El dispositivo de vacío tiene un uso reconocido en urología, siempre bajo indicación y seguimiento. Lo que se vende en el canal de consumo suele ser otra cosa: un cilindro y una pera, sin ninguna forma de saber a qué presión estás ni de soltarla rápido.

Sin manómetro no hay medida. Sin válvula de descarga rápida no hay marcha atrás. Las lesiones típicas de un uso excesivo son petequias, hematomas subcutáneos y rotura de vasos superficiales, y aparecen precisamente cuando no se puede parar en el momento en que empieza a doler. Añade una contraindicación clara: anticoagulación y trastornos de la coagulación.

Aquí se lista una con las dos piezas. No se le atribuye ninguna finalidad terapéutica y no produce aumento permanente.

6. El plástico blando que huele

Ese olor dulzón a plástico nuevo al abrir la caja no es perfume ni "olor de fábrica": son compuestos volátiles saliendo del material. Es la firma del TPE y del PVC blando barato, que además son porosos, no se pueden desinfectar y tienen vida útil corta aunque nadie la imprima.

No es una categoría prohibida, es una categoría que hay que comprar sabiendo lo que se compra: uso individual y sustitución cuando cambie el tacto o el olor. El problema no es el material, es venderlo como si fuera silicona.

7. Cualquier cosa vendida con promesa de ganancia permanente

Extensores, pesas, sistemas de tracción de bazar y bombas anunciadas como método de aumento. La promesa de ganancia permanente por tracción o vacío en el canal de consumo no está sostenida por evidencia, y sí hay lesiones documentadas por exceso.

Una extensión de silicona es un accesorio de uso puntual y así se lista aquí.
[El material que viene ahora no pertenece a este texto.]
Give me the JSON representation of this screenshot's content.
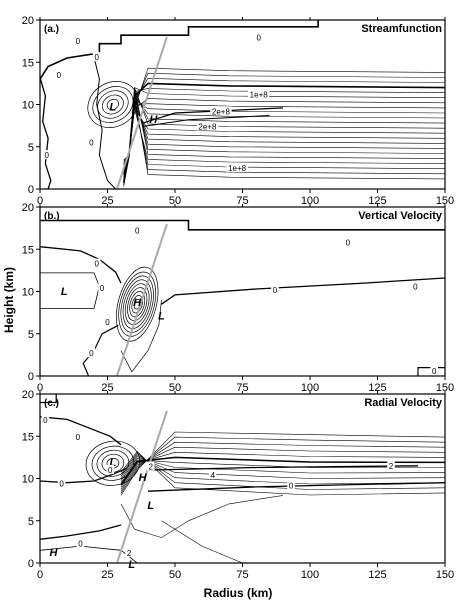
{
  "figure": {
    "ylabel": "Height (km)",
    "xlabel": "Radius (km)"
  },
  "chart_data": [
    {
      "type": "contour",
      "tag": "(a.)",
      "title": "Streamfunction",
      "xlim": [
        0,
        150
      ],
      "ylim": [
        0,
        20
      ],
      "xticks": [
        0,
        25,
        50,
        75,
        100,
        125,
        150
      ],
      "yticks": [
        0,
        5,
        10,
        15,
        20
      ],
      "grid": false,
      "annotations": [
        {
          "text": "L",
          "x": 27,
          "y": 9.3
        },
        {
          "text": "H",
          "x": 42,
          "y": 7.8
        }
      ],
      "contour_labels": [
        {
          "text": "0",
          "x": 7,
          "y": 13.5
        },
        {
          "text": "0",
          "x": 21,
          "y": 15.6
        },
        {
          "text": "0",
          "x": 14,
          "y": 17.5
        },
        {
          "text": "0",
          "x": 81,
          "y": 17.9
        },
        {
          "text": "0",
          "x": 2.5,
          "y": 4
        },
        {
          "text": "0",
          "x": 19,
          "y": 5.5
        },
        {
          "text": "1e+8",
          "x": 81,
          "y": 11.2
        },
        {
          "text": "2e+8",
          "x": 67,
          "y": 9.2
        },
        {
          "text": "2e+8",
          "x": 62,
          "y": 7.4
        },
        {
          "text": "1e+8",
          "x": 73,
          "y": 2.5
        }
      ]
    },
    {
      "type": "contour",
      "tag": "(b.)",
      "title": "Vertical Velocity",
      "xlim": [
        0,
        150
      ],
      "ylim": [
        0,
        20
      ],
      "xticks": [
        0,
        25,
        50,
        75,
        100,
        125,
        150
      ],
      "yticks": [
        0,
        5,
        10,
        15,
        20
      ],
      "grid": false,
      "annotations": [
        {
          "text": "L",
          "x": 9,
          "y": 9.6
        },
        {
          "text": "H",
          "x": 36,
          "y": 8.3
        },
        {
          "text": "L",
          "x": 45,
          "y": 6.7
        }
      ],
      "contour_labels": [
        {
          "text": "0",
          "x": 36,
          "y": 17.2
        },
        {
          "text": "0",
          "x": 114,
          "y": 15.8
        },
        {
          "text": "0",
          "x": 21,
          "y": 13.3
        },
        {
          "text": "0",
          "x": 23,
          "y": 10.4
        },
        {
          "text": "0",
          "x": 87,
          "y": 10.2
        },
        {
          "text": "0",
          "x": 139,
          "y": 10.6
        },
        {
          "text": "0",
          "x": 25,
          "y": 6.4
        },
        {
          "text": "0",
          "x": 19,
          "y": 2.7
        },
        {
          "text": "0",
          "x": 146,
          "y": 0.6
        }
      ]
    },
    {
      "type": "contour",
      "tag": "(c.)",
      "title": "Radial Velocity",
      "xlim": [
        0,
        150
      ],
      "ylim": [
        0,
        20
      ],
      "xticks": [
        0,
        25,
        50,
        75,
        100,
        125,
        150
      ],
      "yticks": [
        0,
        5,
        10,
        15,
        20
      ],
      "grid": false,
      "annotations": [
        {
          "text": "L",
          "x": 27,
          "y": 11.5
        },
        {
          "text": "H",
          "x": 38,
          "y": 9.7
        },
        {
          "text": "L",
          "x": 41,
          "y": 6.4
        },
        {
          "text": "H",
          "x": 5,
          "y": 0.8
        },
        {
          "text": "L",
          "x": 34,
          "y": -0.6
        }
      ],
      "contour_labels": [
        {
          "text": "0",
          "x": 2,
          "y": 16.9
        },
        {
          "text": "0",
          "x": 14,
          "y": 14.9
        },
        {
          "text": "0",
          "x": 26,
          "y": 11
        },
        {
          "text": "0",
          "x": 8,
          "y": 9.4
        },
        {
          "text": "0",
          "x": 93,
          "y": 9.2
        },
        {
          "text": "0",
          "x": 15,
          "y": 2.3
        },
        {
          "text": "2",
          "x": 41,
          "y": 11.4
        },
        {
          "text": "4",
          "x": 64,
          "y": 10.4
        },
        {
          "text": "2",
          "x": 130,
          "y": 11.5
        },
        {
          "text": "2",
          "x": 33,
          "y": 1.2
        }
      ]
    }
  ]
}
Compra una si te apetece usarla; no la compres esperando que cambie algo mañana.

8. El aparato con quince marcas y una sola foto

Si la misma fotografía aparece en quince fichas con quince nombres distintos, lo que estás comparando son etiquetas puestas sobre el mismo molde. El problema no es el molde: es que el mismo artículo puede fabricarse con composiciones distintas según el mercado al que se destine, y la foto no lo dice. Está desarrollado en qué material toca tu cuerpo.

9. Esterilizadores ultravioleta

Los venden como si metieras la pieza en una caja y saliera estéril. La luz ultravioleta germicida solo actúa sobre la superficie que ilumina directamente, y la dosis depende del tiempo, de la distancia y del envejecimiento de la lámpara, que pierde potencia sin dejar de encenderse.

En una manga texturizada, en un pliegue o en la cara opuesta a la lámpara, la dosis efectiva es cercana a cero. Agua hirviendo tres minutos, en lo que se pueda hervir, cuesta nada y sí funciona. Está detallado en cómo se limpia cada material.

10. Lo más caro, como primera compra

La última no es un defecto de producto, es un error de secuencia. En una categoría donde el acierto depende de un diámetro, de una dureza y de una preferencia que todavía no conoces, gastar mucho la primera vez concentra el riesgo en el peor momento posible.

Empieza barato, no porosos, y sube cuando sepas qué buscas. Vender menos hoy nos sale más barato que gestionar una devolución que además, con el precinto abierto, no procede por ley.

Lo que sí compensa

La lista corta, y es aburrida: material no poroso (silicona de curado platino o acero 316L), lubricante de base agua, base ensanchada en todo lo anal, anillos elásticos y no rígidos, y una limpieza que incluya el secado completo antes de guardar. Con eso cubierto, lo demás es preferencia.

Contenido informativo. No sustituye el criterio de un profesional sanitario y no atribuye a ningún producto una finalidad curativa.